Pourtant, dans certaines colonies, des
abeilles "nettoyeuses" parviennent à éradiquer ces parasites. Comment?
"On sait qu'il y a une communication chimique. Ces nettoyeuses
reconnaissent les alvéoles fermées où une nymphe d'abeille se trouve
piégée avec une maman Varroa et ses petits.
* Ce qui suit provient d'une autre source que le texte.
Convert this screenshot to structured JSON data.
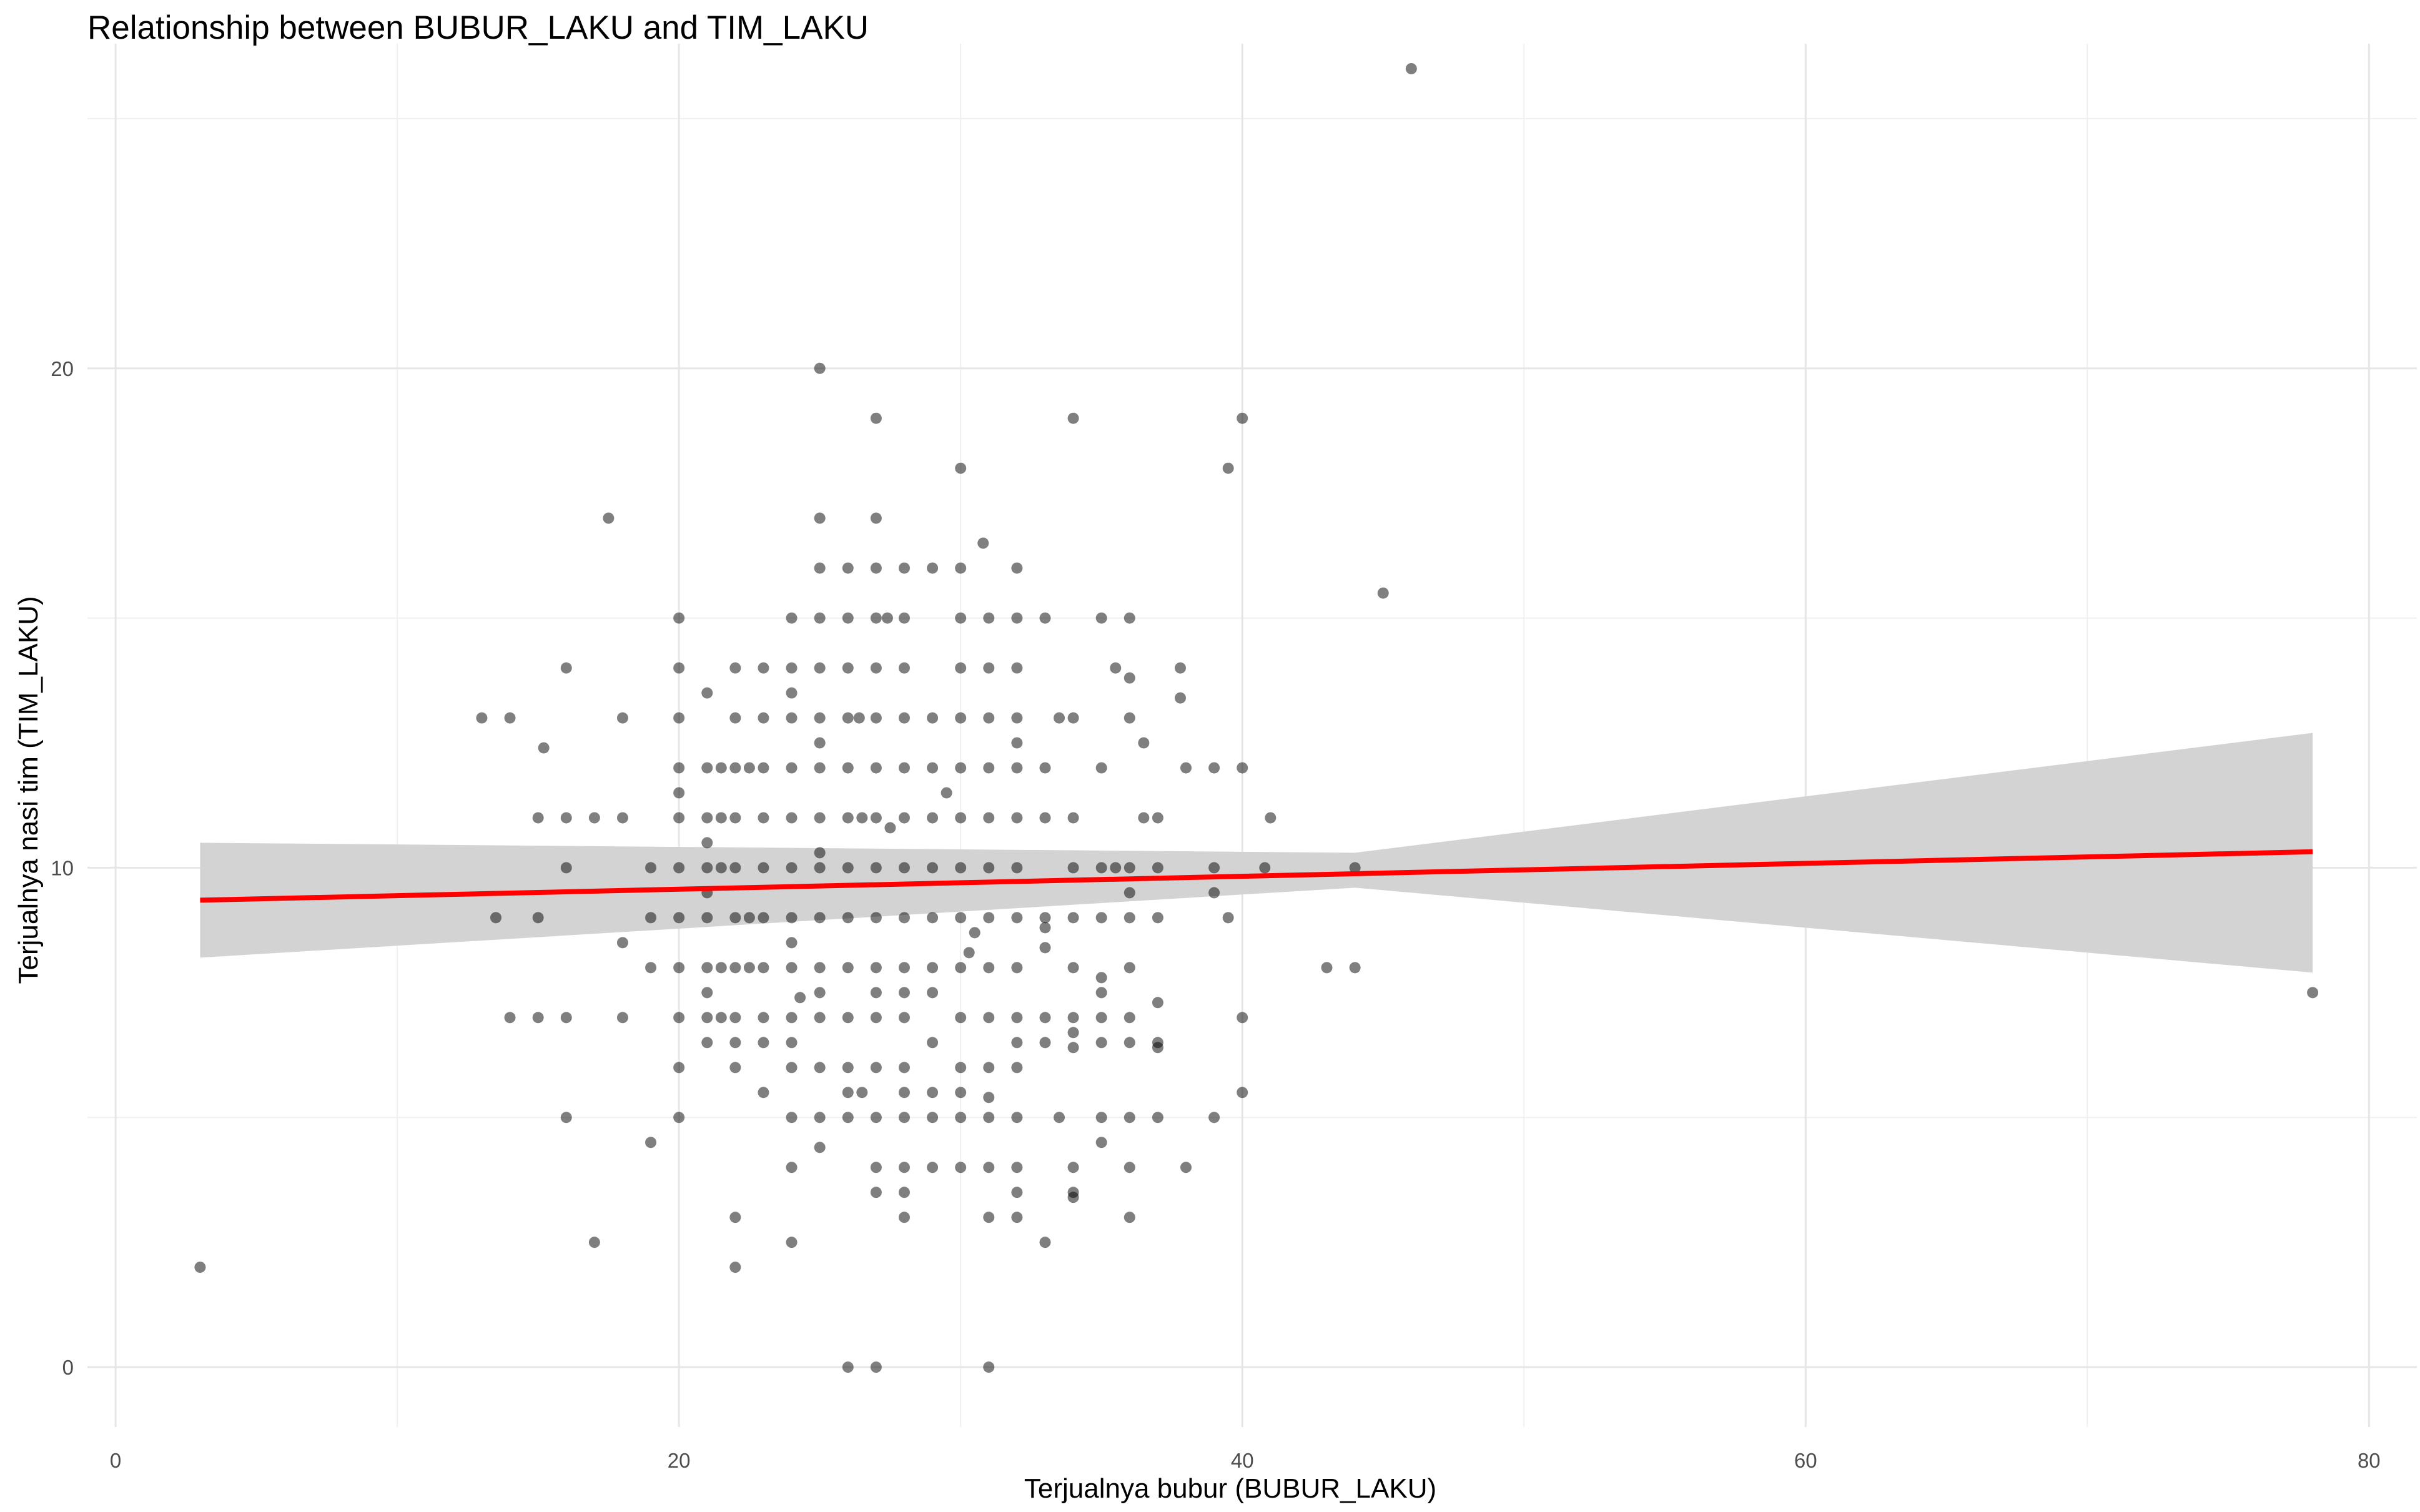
{
  "chart_data": {
    "type": "scatter",
    "title": "Relationship between BUBUR_LAKU and TIM_LAKU",
    "xlabel": "Terjualnya bubur (BUBUR_LAKU)",
    "ylabel": "Terjualnya nasi tim (TIM_LAKU)",
    "xlim": [
      -1,
      81.7
    ],
    "ylim": [
      -1.2,
      26.5
    ],
    "x_ticks": [
      0,
      20,
      40,
      60,
      80
    ],
    "y_ticks": [
      0,
      10,
      20
    ],
    "x_tick_labels": [
      "0",
      "20",
      "40",
      "60",
      "80"
    ],
    "y_tick_labels": [
      "0",
      "10",
      "20"
    ],
    "grid": true,
    "point_color": "#000000",
    "point_opacity": 0.5,
    "fit_line": {
      "type": "linear",
      "color": "#ff0000",
      "x": [
        3,
        78
      ],
      "y": [
        9.35,
        10.32
      ]
    },
    "confidence_band": {
      "color": "#d3d3d3",
      "x": [
        3,
        44,
        78
      ],
      "lower": [
        8.2,
        9.6,
        7.9
      ],
      "upper": [
        10.5,
        10.3,
        12.7
      ]
    },
    "points": [
      [
        3,
        2
      ],
      [
        13,
        13
      ],
      [
        13.5,
        9
      ],
      [
        14,
        13
      ],
      [
        14,
        7
      ],
      [
        15,
        11
      ],
      [
        15,
        9
      ],
      [
        15,
        7
      ],
      [
        15.2,
        12.4
      ],
      [
        16,
        14
      ],
      [
        16,
        11
      ],
      [
        16,
        10
      ],
      [
        16,
        7
      ],
      [
        16,
        5
      ],
      [
        17,
        11
      ],
      [
        17,
        2.5
      ],
      [
        17.5,
        17
      ],
      [
        18,
        13
      ],
      [
        18,
        11
      ],
      [
        18,
        8.5
      ],
      [
        18,
        7
      ],
      [
        19,
        10
      ],
      [
        19,
        9
      ],
      [
        19,
        8
      ],
      [
        19,
        4.5
      ],
      [
        20,
        15
      ],
      [
        20,
        14
      ],
      [
        20,
        13
      ],
      [
        20,
        12
      ],
      [
        20,
        11.5
      ],
      [
        20,
        11
      ],
      [
        20,
        10
      ],
      [
        20,
        9
      ],
      [
        20,
        8
      ],
      [
        20,
        7
      ],
      [
        20,
        6
      ],
      [
        20,
        5
      ],
      [
        21,
        13.5
      ],
      [
        21,
        12
      ],
      [
        21,
        11
      ],
      [
        21,
        10.5
      ],
      [
        21,
        10
      ],
      [
        21,
        9.5
      ],
      [
        21,
        9
      ],
      [
        21,
        8
      ],
      [
        21,
        7.5
      ],
      [
        21,
        7
      ],
      [
        21,
        6.5
      ],
      [
        21.5,
        12
      ],
      [
        21.5,
        11
      ],
      [
        21.5,
        10
      ],
      [
        21.5,
        8
      ],
      [
        21.5,
        7
      ],
      [
        22,
        14
      ],
      [
        22,
        13
      ],
      [
        22,
        12
      ],
      [
        22,
        11
      ],
      [
        22,
        10
      ],
      [
        22,
        9
      ],
      [
        22,
        8
      ],
      [
        22,
        7
      ],
      [
        22,
        6.5
      ],
      [
        22,
        6
      ],
      [
        22,
        3
      ],
      [
        22,
        2
      ],
      [
        22.5,
        12
      ],
      [
        22.5,
        9
      ],
      [
        22.5,
        8
      ],
      [
        23,
        14
      ],
      [
        23,
        13
      ],
      [
        23,
        12
      ],
      [
        23,
        11
      ],
      [
        23,
        10
      ],
      [
        23,
        9
      ],
      [
        23,
        8
      ],
      [
        23,
        7
      ],
      [
        23,
        6.5
      ],
      [
        23,
        5.5
      ],
      [
        24,
        15
      ],
      [
        24,
        14
      ],
      [
        24,
        13.5
      ],
      [
        24,
        13
      ],
      [
        24,
        12
      ],
      [
        24,
        11
      ],
      [
        24,
        10
      ],
      [
        24,
        9
      ],
      [
        24,
        8.5
      ],
      [
        24,
        8
      ],
      [
        24,
        7
      ],
      [
        24,
        6.5
      ],
      [
        24,
        6
      ],
      [
        24,
        5
      ],
      [
        24,
        4
      ],
      [
        24,
        2.5
      ],
      [
        24.3,
        7.4
      ],
      [
        25,
        20
      ],
      [
        25,
        17
      ],
      [
        25,
        16
      ],
      [
        25,
        15
      ],
      [
        25,
        14
      ],
      [
        25,
        13
      ],
      [
        25,
        12.5
      ],
      [
        25,
        12
      ],
      [
        25,
        11
      ],
      [
        25,
        10.3
      ],
      [
        25,
        10
      ],
      [
        25,
        9
      ],
      [
        25,
        8
      ],
      [
        25,
        7.5
      ],
      [
        25,
        7
      ],
      [
        25,
        6
      ],
      [
        25,
        5
      ],
      [
        25,
        4.4
      ],
      [
        26,
        16
      ],
      [
        26,
        15
      ],
      [
        26,
        14
      ],
      [
        26,
        13
      ],
      [
        26,
        12
      ],
      [
        26,
        11
      ],
      [
        26,
        10
      ],
      [
        26,
        9
      ],
      [
        26,
        8
      ],
      [
        26,
        7
      ],
      [
        26,
        6
      ],
      [
        26,
        5.5
      ],
      [
        26,
        5
      ],
      [
        26,
        0
      ],
      [
        26.4,
        13
      ],
      [
        26.5,
        11
      ],
      [
        26.5,
        5.5
      ],
      [
        27,
        19
      ],
      [
        27,
        17
      ],
      [
        27,
        16
      ],
      [
        27,
        15
      ],
      [
        27,
        14
      ],
      [
        27,
        13
      ],
      [
        27,
        12
      ],
      [
        27,
        11
      ],
      [
        27,
        10
      ],
      [
        27,
        9
      ],
      [
        27,
        8
      ],
      [
        27,
        7.5
      ],
      [
        27,
        7
      ],
      [
        27,
        6
      ],
      [
        27,
        5
      ],
      [
        27,
        4
      ],
      [
        27,
        3.5
      ],
      [
        27,
        0
      ],
      [
        27.4,
        15
      ],
      [
        27.5,
        10.8
      ],
      [
        28,
        16
      ],
      [
        28,
        15
      ],
      [
        28,
        14
      ],
      [
        28,
        13
      ],
      [
        28,
        12
      ],
      [
        28,
        11
      ],
      [
        28,
        10
      ],
      [
        28,
        9
      ],
      [
        28,
        8
      ],
      [
        28,
        7.5
      ],
      [
        28,
        7
      ],
      [
        28,
        6
      ],
      [
        28,
        5.5
      ],
      [
        28,
        5
      ],
      [
        28,
        4
      ],
      [
        28,
        3.5
      ],
      [
        28,
        3
      ],
      [
        29,
        16
      ],
      [
        29,
        13
      ],
      [
        29,
        12
      ],
      [
        29,
        11
      ],
      [
        29,
        10
      ],
      [
        29,
        9
      ],
      [
        29,
        8
      ],
      [
        29,
        7.5
      ],
      [
        29,
        6.5
      ],
      [
        29,
        5.5
      ],
      [
        29,
        5
      ],
      [
        29,
        4
      ],
      [
        29.5,
        11.5
      ],
      [
        30,
        18
      ],
      [
        30,
        16
      ],
      [
        30,
        15
      ],
      [
        30,
        14
      ],
      [
        30,
        13
      ],
      [
        30,
        12
      ],
      [
        30,
        11
      ],
      [
        30,
        10
      ],
      [
        30,
        9
      ],
      [
        30,
        8
      ],
      [
        30,
        7
      ],
      [
        30,
        6
      ],
      [
        30,
        5.5
      ],
      [
        30,
        5
      ],
      [
        30,
        4
      ],
      [
        30.3,
        8.3
      ],
      [
        30.5,
        8.7
      ],
      [
        30.8,
        16.5
      ],
      [
        31,
        15
      ],
      [
        31,
        14
      ],
      [
        31,
        13
      ],
      [
        31,
        12
      ],
      [
        31,
        11
      ],
      [
        31,
        10
      ],
      [
        31,
        9
      ],
      [
        31,
        8
      ],
      [
        31,
        7
      ],
      [
        31,
        6
      ],
      [
        31,
        5.4
      ],
      [
        31,
        5
      ],
      [
        31,
        4
      ],
      [
        31,
        3
      ],
      [
        31,
        0
      ],
      [
        32,
        16
      ],
      [
        32,
        15
      ],
      [
        32,
        14
      ],
      [
        32,
        13
      ],
      [
        32,
        12.5
      ],
      [
        32,
        12
      ],
      [
        32,
        11
      ],
      [
        32,
        10
      ],
      [
        32,
        9
      ],
      [
        32,
        8
      ],
      [
        32,
        7
      ],
      [
        32,
        6.5
      ],
      [
        32,
        6
      ],
      [
        32,
        5
      ],
      [
        32,
        4
      ],
      [
        32,
        3.5
      ],
      [
        32,
        3
      ],
      [
        33,
        15
      ],
      [
        33,
        12
      ],
      [
        33,
        11
      ],
      [
        33,
        9
      ],
      [
        33,
        8.8
      ],
      [
        33,
        8.4
      ],
      [
        33,
        7
      ],
      [
        33,
        6.5
      ],
      [
        33,
        2.5
      ],
      [
        33.5,
        13
      ],
      [
        33.5,
        5
      ],
      [
        34,
        19
      ],
      [
        34,
        13
      ],
      [
        34,
        11
      ],
      [
        34,
        10
      ],
      [
        34,
        9
      ],
      [
        34,
        8
      ],
      [
        34,
        7
      ],
      [
        34,
        6.7
      ],
      [
        34,
        6.4
      ],
      [
        34,
        4
      ],
      [
        34,
        3.5
      ],
      [
        34,
        3.4
      ],
      [
        35,
        15
      ],
      [
        35,
        12
      ],
      [
        35,
        10
      ],
      [
        35,
        9
      ],
      [
        35,
        7.8
      ],
      [
        35,
        7.5
      ],
      [
        35,
        7
      ],
      [
        35,
        6.5
      ],
      [
        35,
        5
      ],
      [
        35,
        4.5
      ],
      [
        35.5,
        14
      ],
      [
        35.5,
        10
      ],
      [
        36,
        15
      ],
      [
        36,
        13.8
      ],
      [
        36,
        13
      ],
      [
        36,
        10
      ],
      [
        36,
        9.5
      ],
      [
        36,
        9
      ],
      [
        36,
        8
      ],
      [
        36,
        7
      ],
      [
        36,
        6.5
      ],
      [
        36,
        5
      ],
      [
        36,
        4
      ],
      [
        36,
        3
      ],
      [
        36.5,
        12.5
      ],
      [
        36.5,
        11
      ],
      [
        37,
        11
      ],
      [
        37,
        10
      ],
      [
        37,
        9
      ],
      [
        37,
        7.3
      ],
      [
        37,
        6.5
      ],
      [
        37,
        6.4
      ],
      [
        37,
        5
      ],
      [
        37.8,
        14
      ],
      [
        37.8,
        13.4
      ],
      [
        38,
        12
      ],
      [
        38,
        4
      ],
      [
        39,
        12
      ],
      [
        39,
        10
      ],
      [
        39,
        9.5
      ],
      [
        39,
        5
      ],
      [
        39.5,
        18
      ],
      [
        39.5,
        9
      ],
      [
        40,
        19
      ],
      [
        40,
        12
      ],
      [
        40,
        7
      ],
      [
        40,
        5.5
      ],
      [
        40.8,
        10
      ],
      [
        41,
        11
      ],
      [
        43,
        8
      ],
      [
        44,
        10
      ],
      [
        44,
        8
      ],
      [
        45,
        15.5
      ],
      [
        46,
        26
      ],
      [
        78,
        7.5
      ]
    ]
  }
}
Soit elles ouvrent l'alvéole
pour retirer la nymphe et détruire les bébés parasites ; soit elles
l'ouvrent avant que la maman varroa ait pondu, ce qui interrompt son
cycle de reproduction", précise Yves Le Conte, directeur de recherche
dans cette unité spécialisée de l'Inra. Son équipe cherche donc à
identifier des marqueurs génétiques distinguant ces "nettoyeuses" des
autres abeilles. Ce programme, baptisé "Bee Strong" et soutenu par le
laboratoire Labogena et l'Itsap-Institut de l'abeille, a déjà permis de
passer au crible plus de 500 colonies (phénotypage et génotypage) sur un
objectif global de 1.500.
Des colonies résistantes
À
l'issue de cette recherche, l'équipe de l'Inra pourra proposer aux
apiculteurs un outil pour les aider à sélectionner génétiquement des
abeilles résistantes. "Ils nous enverront un bout d'aile de reine ou
quelques abeilles et on déterminera si elles sont porteuses des bons
gènes. C'est une lecture génétique, pas une manipulation", insiste Yves
Le Conte. Grâce aux travaux de la chercheuse Fanny Mondet, l'équipe
voudrait proposer un outil complémentaire : "Elle a identifié cinq
composés volatils, autrement dit des odeurs, spécifiques des alvéoles
contaminées par le Varroa. Il suffira de les pulvériser sur un couvain
et d'observer si les abeilles le nettoient", poursuit Yves Le Conte.
Lui-même
apiculteur depuis quarante ans, il voudrait creuser une autre piste
génétique. Deux ruchers de l'Inra, dans la Sarthe et le Vaucluse,
possèdent en effet des populations d'abeilles qui n'ont reçu aucun
traitement contre les parasites depuis les années 1990. "Ce ne sont
peut-être pas les seules en France! Mais elles survivent. On voudrait
comprendre l'origine de leur résistance pour sélectionner ensuite ces
marqueurs génétiques." Mais ces recherches demandent du temps,
prévient-il. L'urgence reste la réduction de l'emploi de produits
phytosanitaires dans l'agriculture, notamment des néonicotinoïdes, dont
l'équipe de l'Inra a montré l'impact dévastateur sur la capacité
d'orientation des abeilles. Couplés à un pathogène, ils peuvent
entraîner une mortalité de 90% dans une colonie.